В новых кампаниях ClickFix мошенники заманивают пользователей на поддельные страницы Google Meet
21/10/24
Затем жертвам демонстрируются фальшивые ошибки соединения для распространения вредоносного ПО, способного заражать системы на Windows и macOS.
ClickFix появился в мае, когда компания Proofpoint впервые сообщила о его использовании группой TA571. Для атак применялись фальшивые сообщения об ошибках в Google Chrome, Microsoft Word и OneDrive. Жертвам предлагалось вставить в командную строку PowerShell код для исправления якобы возникшей проблемы, что и приводило к заражению их устройств, пишет Securitylab.
Через этот метод распространялись такие вредоносные программы, как DarkGate, Matanbuchus, NetSupport, Amadey Loader, XMRig, Lumma Stealer и другие. В июле McAfee зафиксировала рост частоты этих атак, особенно в США и Японии.
По данным нового отчёта компании Sekoia, тактика ClickFix недавно изменилась: теперь злоумышленники используют фальшивые приглашения в Google Meet и рассылают фишинговые письма, нацеленные на транспортные и логистические компании. Среди новых уловок — поддельные страницы на Facebook и фальшивые обсуждения на GitHub.
Sekoia также связывает недавние кампании с двумя группировками — Slavic Nation Empire (SNE) и Scamquerteo, которые, предположительно, входят в состав криптовалютных мошеннических групп Marko Polo и CryptoLove.

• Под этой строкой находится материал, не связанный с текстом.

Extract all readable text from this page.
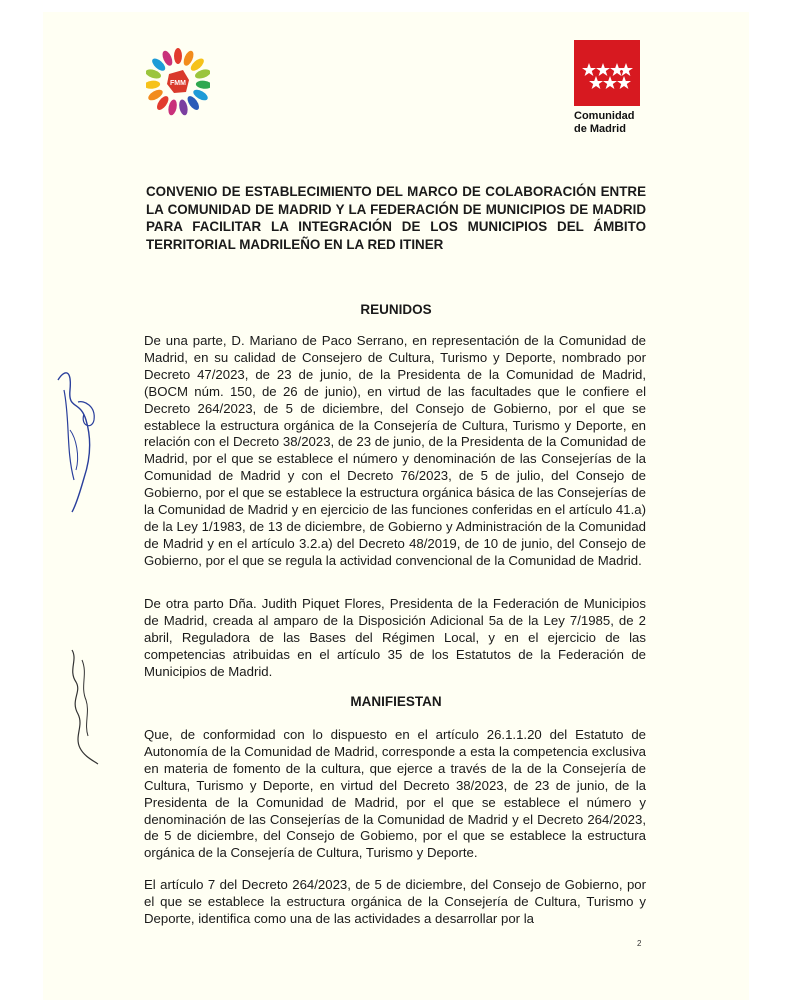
FMM
Comunidad
de Madrid

CONVENIO DE ESTABLECIMIENTO DEL MARCO DE COLABORACIÓN ENTRE LA COMUNIDAD DE MADRID Y LA FEDERACIÓN DE MUNICIPIOS DE MADRID PARA FACILITAR LA INTEGRACIÓN DE LOS MUNICIPIOS DEL ÁMBITO TERRITORIAL MADRILEÑO EN LA RED ITINER

REUNIDOS

De una parte, D. Mariano de Paco Serrano, en representación de la Comunidad de Madrid, en su calidad de Consejero de Cultura, Turismo y Deporte, nombrado por Decreto 47/2023, de 23 de junio, de la Presidenta de la Comunidad de Madrid, (BOCM núm. 150, de 26 de junio), en virtud de las facultades que le confiere el Decreto 264/2023, de 5 de diciembre, del Consejo de Gobierno, por el que se establece la estructura orgánica de la Consejería de Cultura, Turismo y Deporte, en relación con el Decreto 38/2023, de 23 de junio, de la Presidenta de la Comunidad de Madrid, por el que se establece el número y denominación de las Consejerías de la Comunidad de Madrid y con el Decreto 76/2023, de 5 de julio, del Consejo de Gobierno, por el que se establece la estructura orgánica básica de las Consejerías de la Comunidad de Madrid y en ejercicio de las funciones conferidas en el artículo 41.a) de la Ley 1/1983, de 13 de diciembre, de Gobierno y Administración de la Comunidad de Madrid y en el artículo 3.2.a) del Decreto 48/2019, de 10 de junio, del Consejo de Gobierno, por el que se regula la actividad convencional de la Comunidad de Madrid.

De otra parto Dña. Judith Piquet Flores, Presidenta de la Federación de Municipios de Madrid, creada al amparo de la Disposición Adicional 5a de la Ley 7/1985, de 2 abril, Reguladora de las Bases del Régimen Local, y en el ejercicio de las competencias atribuidas en el artículo 35 de los Estatutos de la Federación de Municipios de Madrid.

MANIFIESTAN

Que, de conformidad con lo dispuesto en el artículo 26.1.1.20 del Estatuto de Autonomía de la Comunidad de Madrid, corresponde a esta la competencia exclusiva en materia de fomento de la cultura, que ejerce a través de la de la Consejería de Cultura, Turismo y Deporte, en virtud del Decreto 38/2023, de 23 de junio, de la Presidenta de la Comunidad de Madrid, por el que se establece el número y denominación de las Consejerías de la Comunidad de Madrid y el Decreto 264/2023, de 5 de diciembre, del Consejo de Gobiemo, por el que se establece la estructura orgánica de la Consejería de Cultura, Turismo y Deporte.

El artículo 7 del Decreto 264/2023, de 5 de diciembre, del Consejo de Gobierno, por el que se establece la estructura orgánica de la Consejería de Cultura, Turismo y Deporte, identifica como una de las actividades a desarrollar por la

2
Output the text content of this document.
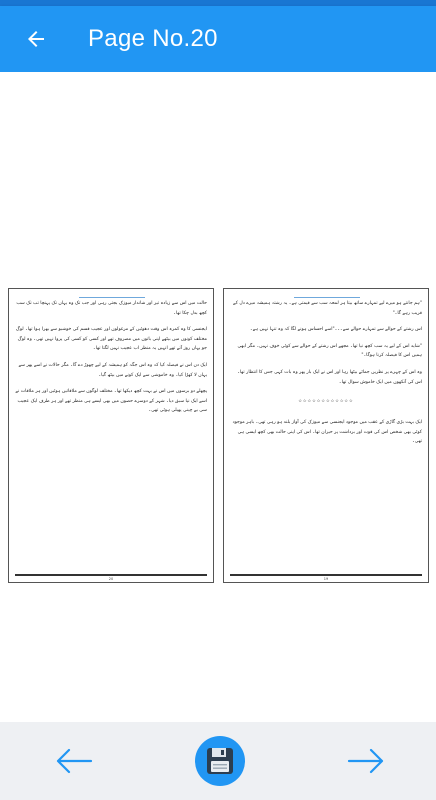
Page No.20

حالت میں اس سے زیادہ تیز اور شاندار میوزک بجتی رہی اور جب تک وہ یہاں تک پہنچا تب تک سب کچھ بدل چکا تھا۔

ایجنسی کا وہ کمرہ اس وقت دھوئیں کے مرغولوں اور عجیب قسم کی خوشبو سے بھرا ہوا تھا۔ لوگ مختلف کونوں میں بیٹھے اپنی باتوں میں مصروف تھے اور کسی کو کسی کی پروا نہیں تھی۔ وہ لوگ جو یہاں روز آتے تھے انہیں یہ منظر اب عجیب نہیں لگتا تھا۔

ایک دن اس نے فیصلہ کیا کہ وہ اس جگہ کو ہمیشہ کے لیے چھوڑ دے گا۔ مگر حالات نے اسے پھر سے یہاں لا کھڑا کیا۔ وہ خاموشی سے ایک کونے میں بیٹھ گیا۔

پچھلے دو برسوں میں اس نے بہت کچھ دیکھا تھا۔ مختلف لوگوں سے ملاقاتیں ہوئیں اور ہر ملاقات نے اسے ایک نیا سبق دیا۔ شہر کے دوسرے حصوں میں بھی ایسے ہی منظر تھے اور ہر طرف ایک عجیب سی بے چینی پھیلی ہوئی تھی۔

20

"ہم جانتے ہو میرے لیے تمہارے ساتھ بیتا ہر لمحہ سب سے قیمتی ہے۔ یہ رشتہ ہمیشہ میرے دل کے قریب رہے گا۔"

اس رشتے کے حوالے سے تمہارے حوالے سے۔۔۔"اسے احساس ہونے لگا کہ وہ تنہا نہیں ہے۔

"شاید اس کے لیے یہ سب کچھ نیا تھا۔ مجھے اس رشتے کے حوالے سے کوئی خوف نہیں۔ مگر ابھی ہمیں اس کا فیصلہ کرنا ہوگا۔"

وہ اس کے چہرے پر نظریں جمائے بیٹھا رہا اور اس نے ایک بار پھر وہ بات کہی جس کا انتظار تھا۔ اس کی آنکھوں میں ایک خاموش سوال تھا۔

☆☆☆☆☆☆☆☆☆☆☆☆

ایک بہت بڑی گاڑی کے عقب میں موجود ایجنسی سے میوزک کی آواز بلند ہو رہی تھی۔ باہر موجود کوئی بھی شخص اس کی قوت اور برداشت پر حیران تھا۔ اس کی اپنی حالت بھی کچھ ایسی ہی تھی۔

19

Атаки через Google Meet выглядят особенно убедительно: злоумышленники рассылают письма с поддельными ссылками, имитирующими официальные:
- meet[.]google[.]us-join[.]com
- meet[.]google[.]web-join[.]com
- meet[.]googie[.]com-join[.]us
После перехода на такие страницы пользователям показывается сообщение о якобы возникшей проблеме с микрофоном или наушниками. Попытка «исправить» ошибку активирует стандартный сценарий ClickFix: через командную строку выполняется вредоносный PowerShell код, скачивающий зловред с домена «googiedrivers[.]com».
Для Windows устройств загружаются Stealc или Rhadamanthys, а на macOS устанавливается AMOS Stealer в формате «.DMG» под названием «Launcher_v194». Помимо Google Meet, злоумышленники используют и другие платформы для распространения вредоносного ПО, включая Zoom, фальшивые PDF-ридеры, поддельные видеоигры и web3-проекты.